20180721 Having ingested the dataset and normalised the variable names we can now explore more. Using dplyr::glimpse() gives us some insight:

# Review the dataset.

glimpse(ds)
## Rows: 176,747
## Columns: 24
## $ date            <date> 2008-12-01, 2008-12-02, 2008-12-03, 2008-12-04,...
## $ location        <chr> "Albury", "Albury", "Albury", "Albury", "Albury"...
## $ min_temp        <dbl> 13.4, 7.4, 12.9, 9.2, 17.5, 14.6, 14.3, 7.7, 9.7...
## $ max_temp        <dbl> 22.9, 25.1, 25.7, 28.0, 32.3, 29.7, 25.0, 26.7, ...
## $ rainfall        <dbl> 0.6, 0.0, 0.0, 0.0, 1.0, 0.2, 0.0, 0.0, 0.0, 1.4...
## $ evaporation     <dbl> NA, NA, NA, NA, NA, NA, NA, NA, NA, NA, NA, NA, ...
## $ sunshine        <dbl> NA, NA, NA, NA, NA, NA, NA, NA, NA, NA, NA, NA, ...
## $ wind_gust_dir   <ord> W, WNW, WSW, NE, W, WNW, W, W, NNW, W, N, NNE, W...
## $ wind_gust_speed <dbl> 44, 44, 46, 24, 41, 56, 50, 35, 80, 28, 30, 31, ...
## $ wind_dir_9am    <ord> W, NNW, W, SE, ENE, W, SW, SSE, SE, S, SSE, NE, ...
## $ wind_dir_3pm    <ord> WNW, WSW, WSW, E, NW, W, W, W, NW, SSE, ESE, ENE...

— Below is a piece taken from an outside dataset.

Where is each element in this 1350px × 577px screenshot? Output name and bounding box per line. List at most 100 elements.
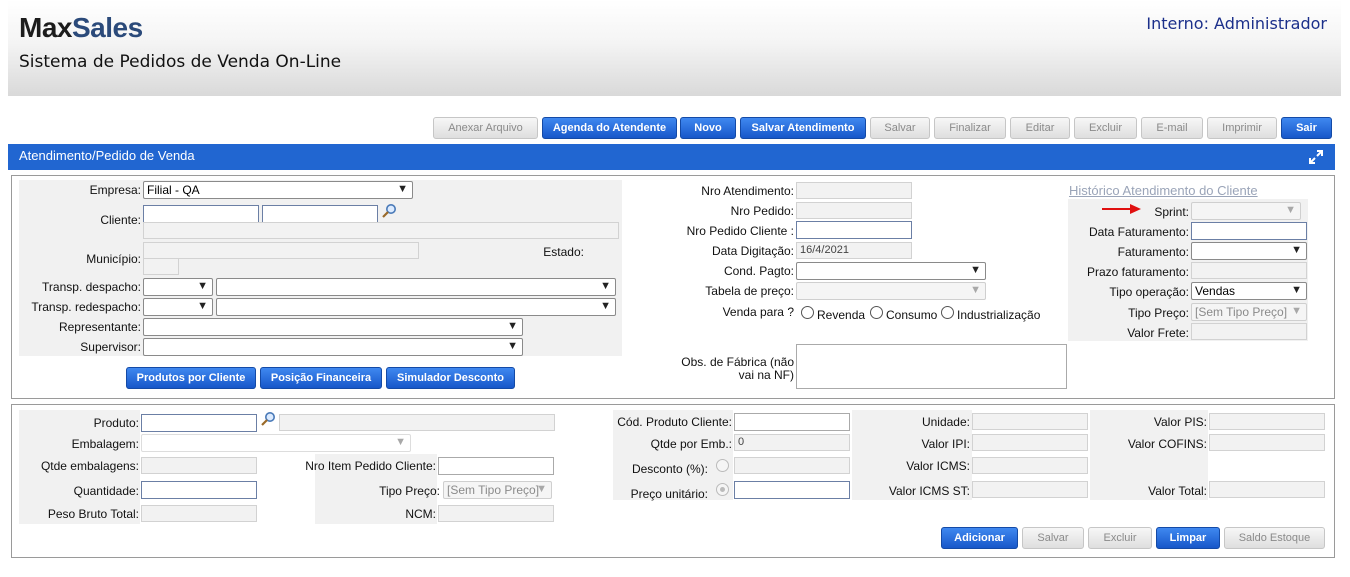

## $ wind_speed_9am  <dbl> 20, 4, 19, 11, 7, 19, 20, 6, 7, 15, 17, 15, 28, ...
## $ wind_speed_3pm  <dbl> 24, 22, 26, 9, 20, 24, 24, 17, 28, 11, 6, 13, 28...

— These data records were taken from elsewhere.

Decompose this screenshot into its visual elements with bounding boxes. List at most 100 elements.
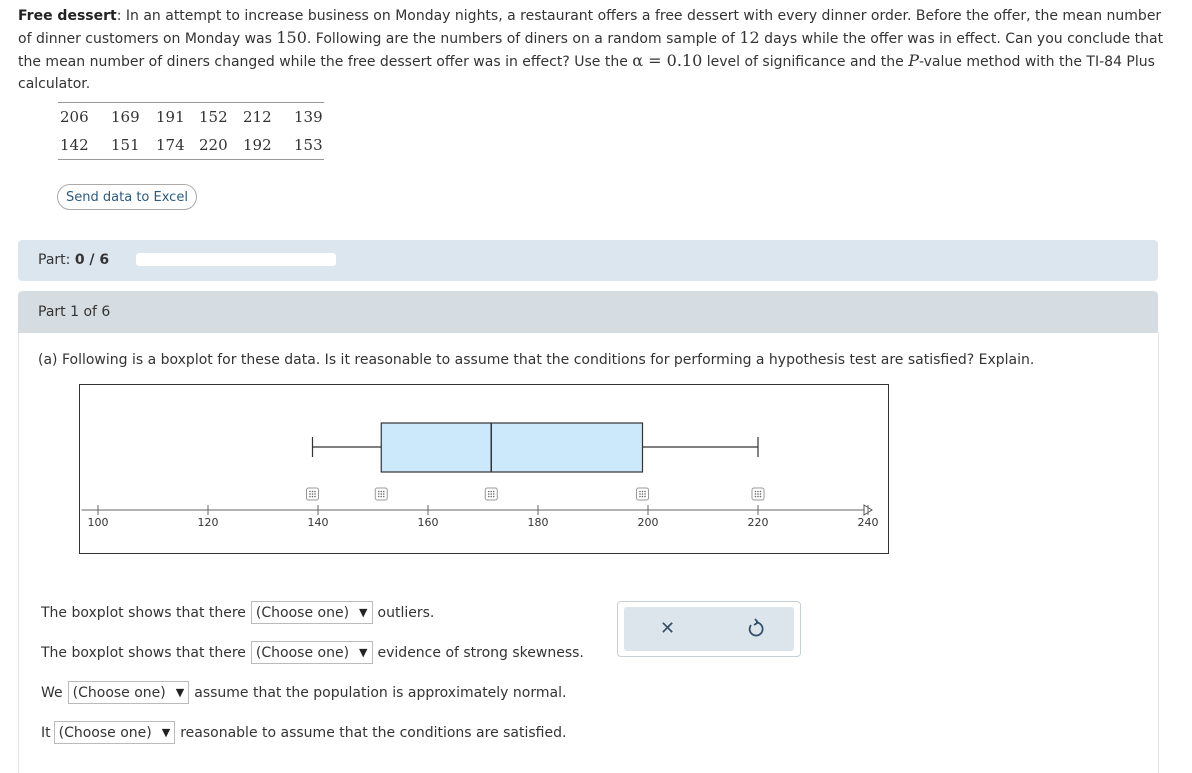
point-marker-icon[interactable] xyxy=(306,487,319,501)
x-tick-label: 200 xyxy=(638,516,659,529)
x-tick-label: 180 xyxy=(528,516,549,529)
marker-dot xyxy=(377,490,380,493)
answer-line-normal: We (Choose one) ▼ assume that the populat… xyxy=(41,681,566,704)
marker-dot xyxy=(490,490,493,493)
marker-dot xyxy=(492,493,495,495)
marker-dot xyxy=(492,495,495,498)
x-icon[interactable]: ✕ xyxy=(660,618,675,639)
marker-dot xyxy=(311,495,314,498)
marker-dot xyxy=(757,495,759,498)
marker-dot xyxy=(639,493,641,495)
point-marker-icon[interactable] xyxy=(751,487,765,501)
data-cell: 206 xyxy=(60,108,89,126)
marker-dot xyxy=(309,490,311,493)
data-cell: 169 xyxy=(111,108,140,126)
boxplot-chart: 100 120 140 160 180 200 220 240 xyxy=(81,422,879,529)
marker-dot xyxy=(641,490,644,493)
progress-panel: Part: 0 / 6 xyxy=(18,240,1158,281)
progress-label: Part: 0 / 6 xyxy=(38,252,110,268)
marker-dot xyxy=(639,495,641,498)
marker-dot xyxy=(309,493,311,495)
send-to-excel-button[interactable]: Send data to Excel xyxy=(57,184,197,210)
marker-dot xyxy=(644,490,646,493)
marker-dot xyxy=(490,493,493,495)
answer-tools: ✕ xyxy=(617,601,801,657)
marker-dot xyxy=(759,493,762,495)
x-tick-label: 120 xyxy=(198,516,219,529)
progress-bar xyxy=(136,253,336,266)
part-header: Part 1 of 6 xyxy=(18,291,1158,333)
skewness-dropdown[interactable]: (Choose one) ▼ xyxy=(250,641,373,664)
answer-line-outliers: The boxplot shows that there (Choose one… xyxy=(41,601,434,624)
box-iqr xyxy=(380,422,644,473)
marker-dot xyxy=(754,495,757,498)
marker-dot xyxy=(380,493,383,495)
x-tick-label: 220 xyxy=(748,516,769,529)
dropdown-arrow-icon: ▼ xyxy=(161,726,171,739)
data-row: 142 151 174 220 192 153 xyxy=(58,131,324,159)
x-tick-label: 240 xyxy=(858,516,879,529)
marker-dot xyxy=(314,493,316,495)
marker-dot xyxy=(487,490,490,493)
marker-dot xyxy=(311,490,314,493)
marker-dot xyxy=(382,490,385,493)
marker-dot xyxy=(757,493,759,495)
data-row: 206 169 191 152 212 139 xyxy=(58,103,324,131)
data-cell: 191 xyxy=(156,108,185,126)
marker-dot xyxy=(492,490,495,493)
point-marker-icon[interactable] xyxy=(374,487,388,501)
boxplot-frame: 100 120 140 160 180 200 220 240 xyxy=(79,384,889,554)
tools-bar: ✕ xyxy=(624,607,794,651)
marker-dot xyxy=(757,490,759,493)
data-cell: 142 xyxy=(60,136,89,154)
dropdown-arrow-icon: ▼ xyxy=(359,646,368,659)
outliers-dropdown[interactable]: (Choose one) ▼ xyxy=(250,601,373,624)
marker-dot xyxy=(754,493,757,495)
marker-dot xyxy=(309,495,311,498)
dropdown-arrow-icon: ▼ xyxy=(175,686,185,699)
data-cell: 151 xyxy=(111,136,140,154)
marker-dot xyxy=(644,495,646,498)
data-cell: 153 xyxy=(294,136,323,154)
marker-dot xyxy=(639,490,641,493)
x-tick-label: 160 xyxy=(418,516,439,529)
marker-dot xyxy=(314,495,316,498)
marker-dot xyxy=(641,495,644,498)
marker-dot xyxy=(311,493,314,495)
marker-dot xyxy=(490,495,493,498)
marker-dot xyxy=(754,490,757,493)
marker-dot xyxy=(382,495,385,498)
data-cell: 174 xyxy=(156,136,185,154)
data-cell: 139 xyxy=(294,108,323,126)
marker-dot xyxy=(314,490,316,493)
marker-dot xyxy=(641,493,644,495)
marker-dot xyxy=(759,490,762,493)
marker-dot xyxy=(644,493,646,495)
data-cell: 212 xyxy=(243,108,272,126)
marker-dot xyxy=(487,495,490,498)
data-cell: 192 xyxy=(243,136,272,154)
marker-dot xyxy=(487,493,490,495)
point-marker-icon[interactable] xyxy=(484,487,498,501)
conditions-dropdown[interactable]: (Choose one) ▼ xyxy=(53,721,176,744)
normality-dropdown[interactable]: (Choose one) ▼ xyxy=(67,681,190,704)
data-cell: 152 xyxy=(199,108,228,126)
point-marker-icon[interactable] xyxy=(636,487,649,501)
marker-dot xyxy=(377,493,380,495)
dropdown-arrow-icon: ▼ xyxy=(359,606,368,619)
question-text: (a) Following is a boxplot for these dat… xyxy=(38,352,1035,368)
problem-statement: Free dessert: In an attempt to increase … xyxy=(18,8,1164,92)
data-cell: 220 xyxy=(199,136,228,154)
x-tick-label: 140 xyxy=(308,516,329,529)
data-table: 206 169 191 152 212 139 142 151 174 220 … xyxy=(58,102,324,160)
answer-line-skewness: The boxplot shows that there (Choose one… xyxy=(41,641,584,664)
marker-dot xyxy=(380,495,383,498)
marker-dot xyxy=(380,490,383,493)
answer-line-conditions: It (Choose one) ▼ reasonable to assume th… xyxy=(41,721,566,744)
undo-icon[interactable] xyxy=(746,617,766,643)
marker-dot xyxy=(382,493,385,495)
x-tick-label: 100 xyxy=(88,516,109,529)
marker-dot xyxy=(759,495,762,498)
marker-dot xyxy=(377,495,380,498)
problem-title: Free dessert xyxy=(18,8,117,24)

## $ humidity_9am    <int> 71, 44, 38, 45, 82, 55, 49, 48, 42, 58, 48, 89, ...
## $ humidity_3pm    <int> 22, 25, 30, 16, 33, 23, 19, 19, 9, 27, 22, 91, 9...
## $ pressure_9am    <dbl> 1007.7, 1010.6, 1007.6, 1017.6, 1010.8, 1009.2, ...

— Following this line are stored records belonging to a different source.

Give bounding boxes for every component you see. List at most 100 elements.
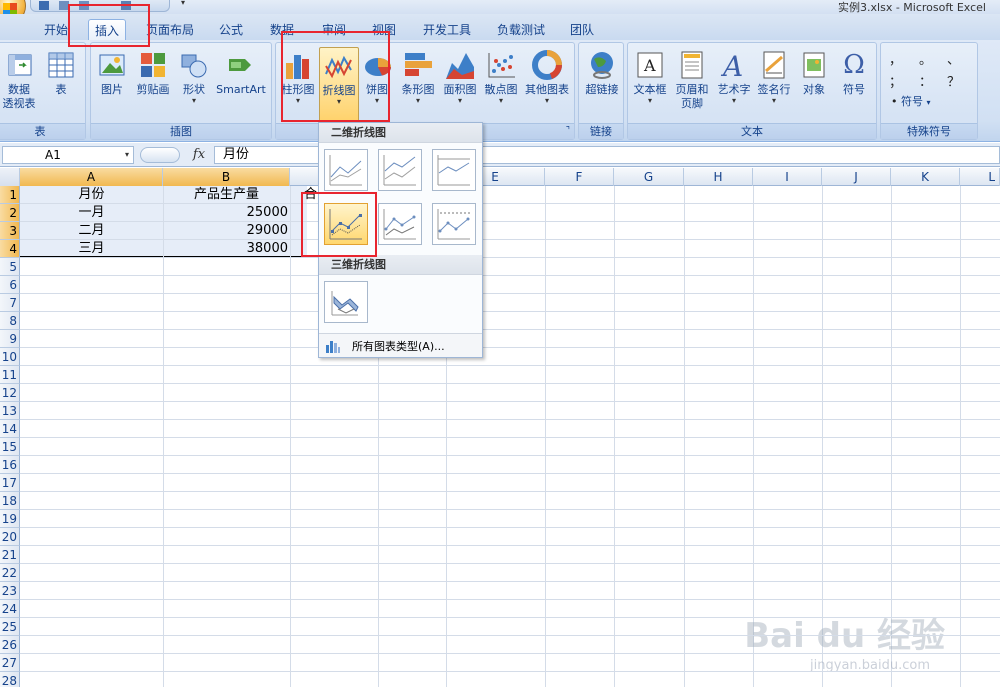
row-header-6[interactable]: 6 <box>0 276 20 294</box>
tab-insert[interactable]: 插入 <box>88 19 127 41</box>
tab-home[interactable]: 开始 <box>44 21 68 38</box>
special-symbol-button[interactable]: • 符号 ▾ <box>891 93 931 109</box>
qat-customize-icon[interactable]: ▾ <box>181 0 185 7</box>
tab-page-layout[interactable]: 页面布局 <box>146 21 194 38</box>
symbol-semicolon[interactable]: ； <box>889 71 902 90</box>
row-header-5[interactable]: 5 <box>0 258 20 276</box>
row-header-2[interactable]: 2 <box>0 204 20 222</box>
row-header-18[interactable]: 18 <box>0 492 20 510</box>
row-header-24[interactable]: 24 <box>0 600 20 618</box>
stacked-line-thumbnail[interactable] <box>378 149 422 191</box>
tab-view[interactable]: 视图 <box>372 21 396 38</box>
row-header-3[interactable]: 3 <box>0 222 20 240</box>
symbol-button[interactable]: Ω 符号 <box>834 49 874 97</box>
row-header-10[interactable]: 10 <box>0 348 20 366</box>
row-header-15[interactable]: 15 <box>0 438 20 456</box>
row-header-28[interactable]: 28 <box>0 672 20 687</box>
column-header-f[interactable]: F <box>545 168 614 186</box>
row-header-7[interactable]: 7 <box>0 294 20 312</box>
other-charts-button[interactable]: 其他图表 ▾ <box>522 49 572 105</box>
save-icon[interactable] <box>39 1 49 10</box>
undo-icon[interactable] <box>59 1 69 10</box>
line-chart-button[interactable]: 折线图 ▾ <box>319 47 359 127</box>
line-chart-thumbnail[interactable] <box>324 149 368 191</box>
column-header-j[interactable]: J <box>822 168 891 186</box>
object-button[interactable]: 对象 <box>796 49 832 97</box>
signature-line-button[interactable]: 签名行 ▾ <box>754 49 794 105</box>
print-icon[interactable] <box>121 1 131 10</box>
pie-chart-button[interactable]: 饼图 ▾ <box>362 49 392 105</box>
3d-line-thumbnail[interactable] <box>324 281 368 323</box>
row-header-14[interactable]: 14 <box>0 420 20 438</box>
row-header-17[interactable]: 17 <box>0 474 20 492</box>
charts-dialog-launcher-icon[interactable]: ⌝ <box>566 124 570 139</box>
row-header-12[interactable]: 12 <box>0 384 20 402</box>
tab-review[interactable]: 审阅 <box>322 21 346 38</box>
row-header-13[interactable]: 13 <box>0 402 20 420</box>
cell-b2[interactable]: 25000 <box>163 204 290 222</box>
formula-bar-expand-handle[interactable] <box>140 147 180 163</box>
tab-data[interactable]: 数据 <box>270 21 294 38</box>
insert-function-icon[interactable]: fx <box>186 146 212 164</box>
row-header-9[interactable]: 9 <box>0 330 20 348</box>
cell-a1[interactable]: 月份 <box>20 186 163 204</box>
column-chart-button[interactable]: 柱形图 ▾ <box>278 49 318 105</box>
area-chart-button[interactable]: 面积图 ▾ <box>440 49 480 105</box>
cell-b4[interactable]: 38000 <box>163 240 290 258</box>
row-header-27[interactable]: 27 <box>0 654 20 672</box>
cell-b1[interactable]: 产品生产量 <box>163 186 290 204</box>
pivot-table-button[interactable]: 数据 透视表 <box>0 49 39 111</box>
cell-b3[interactable]: 29000 <box>163 222 290 240</box>
column-header-a[interactable]: A <box>20 168 163 186</box>
tab-developer[interactable]: 开发工具 <box>423 21 471 38</box>
table-button[interactable]: 表 <box>43 49 79 97</box>
percent-stacked-line-with-markers-thumbnail[interactable] <box>432 203 476 245</box>
row-header-25[interactable]: 25 <box>0 618 20 636</box>
select-all-corner[interactable] <box>0 168 20 186</box>
textbox-button[interactable]: A 文本框 ▾ <box>630 49 670 105</box>
redo-icon[interactable] <box>79 1 89 10</box>
row-header-8[interactable]: 8 <box>0 312 20 330</box>
symbol-comma[interactable]: ， <box>889 49 902 68</box>
tab-formulas[interactable]: 公式 <box>219 21 243 38</box>
row-header-20[interactable]: 20 <box>0 528 20 546</box>
row-header-16[interactable]: 16 <box>0 456 20 474</box>
symbol-enum-comma[interactable]: 、 <box>947 49 960 68</box>
picture-button[interactable]: 图片 <box>95 49 129 97</box>
row-header-11[interactable]: 11 <box>0 366 20 384</box>
tab-load-test[interactable]: 负载测试 <box>497 21 545 38</box>
shapes-button[interactable]: 形状 ▾ <box>177 49 211 105</box>
percent-stacked-line-thumbnail[interactable] <box>432 149 476 191</box>
symbol-question[interactable]: ？ <box>947 71 960 90</box>
row-header-19[interactable]: 19 <box>0 510 20 528</box>
clipart-button[interactable]: 剪贴画 <box>133 49 173 97</box>
symbol-period[interactable]: 。 <box>919 49 932 68</box>
column-header-g[interactable]: G <box>614 168 684 186</box>
row-header-22[interactable]: 22 <box>0 564 20 582</box>
row-header-21[interactable]: 21 <box>0 546 20 564</box>
all-chart-types-button[interactable]: 所有图表类型(A)... <box>319 333 482 357</box>
column-header-i[interactable]: I <box>753 168 822 186</box>
column-header-l[interactable]: L <box>960 168 1000 186</box>
row-header-26[interactable]: 26 <box>0 636 20 654</box>
header-footer-button[interactable]: 页眉和 页脚 <box>672 49 712 111</box>
symbol-colon[interactable]: ： <box>919 71 932 90</box>
column-header-h[interactable]: H <box>684 168 753 186</box>
smartart-button[interactable]: SmartArt <box>213 49 269 97</box>
cell-a2[interactable]: 一月 <box>20 204 163 222</box>
column-header-b[interactable]: B <box>163 168 290 186</box>
bar-chart-button[interactable]: 条形图 ▾ <box>398 49 438 105</box>
cell-a3[interactable]: 二月 <box>20 222 163 240</box>
column-header-k[interactable]: K <box>891 168 960 186</box>
name-box-dropdown-icon[interactable]: ▾ <box>125 147 129 163</box>
row-header-4[interactable]: 4 <box>0 240 20 258</box>
scatter-chart-button[interactable]: 散点图 ▾ <box>481 49 521 105</box>
hyperlink-button[interactable]: 超链接 <box>581 49 623 97</box>
worksheet-grid[interactable]: A B C D E F G H I J K L 1234567891011121… <box>0 168 1000 687</box>
line-with-markers-thumbnail[interactable] <box>324 203 368 245</box>
row-header-1[interactable]: 1 <box>0 186 20 204</box>
tab-team[interactable]: 团队 <box>570 21 594 38</box>
stacked-line-with-markers-thumbnail[interactable] <box>378 203 422 245</box>
row-header-23[interactable]: 23 <box>0 582 20 600</box>
wordart-button[interactable]: A 艺术字 ▾ <box>714 49 754 105</box>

## $ pressure_3pm    <dbl> 1007.1, 1007.8, 1008.7, 1012.8, 1006.0, 1005.4, ...
## $ cloud_9am       <int> 8, NA, NA, NA, 7, NA, 1, NA, NA, NA, NA, 8, 8, N...
## $ cloud_3pm       <int> NA, NA, 2, NA, 8, NA, NA, NA, NA, NA, NA, 8, 8, ...
## $ temp_9am        <dbl> 16.9, 17.2, 21.0, 18.1, 17.8, 20.6, 18.1, 16.3, ...
## $ temp_3pm        <dbl> 21.8, 24.3, 23.2, 26.5, 29.7, 28.9, 24.6, 25.5, ...
## $ rain_today      <fct> No, No, No, No, No, No, No, No, No, Yes, No, Yes...
## $ risk_mm         <dbl> 0.0, 0.0, 0.0, 1.0, 0.2, 0.0, 0.0, 0.0, 1.4, 0.0...
## $ rain_tomorrow   <fct> No, No, No, No, No, No, No, No, Yes, No, Yes, Ye...

Observe the variety of data types here, ranging from Date (date), through character (chr) and numeric (dbl). The data mostly looks as expected though it is odd that evaporation and sunshine are identified as character. Probably because they seem to be all missing, at least in the first 10 or so observations. We begin question other aspects of the data too. For example, is date an ongoing sequence of days as it appears to be here? Does location have values other than Albury? What is the distribution of the different variables?

These are all questions we will start asking ourselves in the context of “living and breathing” our data. Our aim should be to gleam all we can about the data that we are dealing with. Data science is very much about understanding, not blindly processing. The excitement is in the discovery of patterns in the data and the narrative the data is seeking to tell.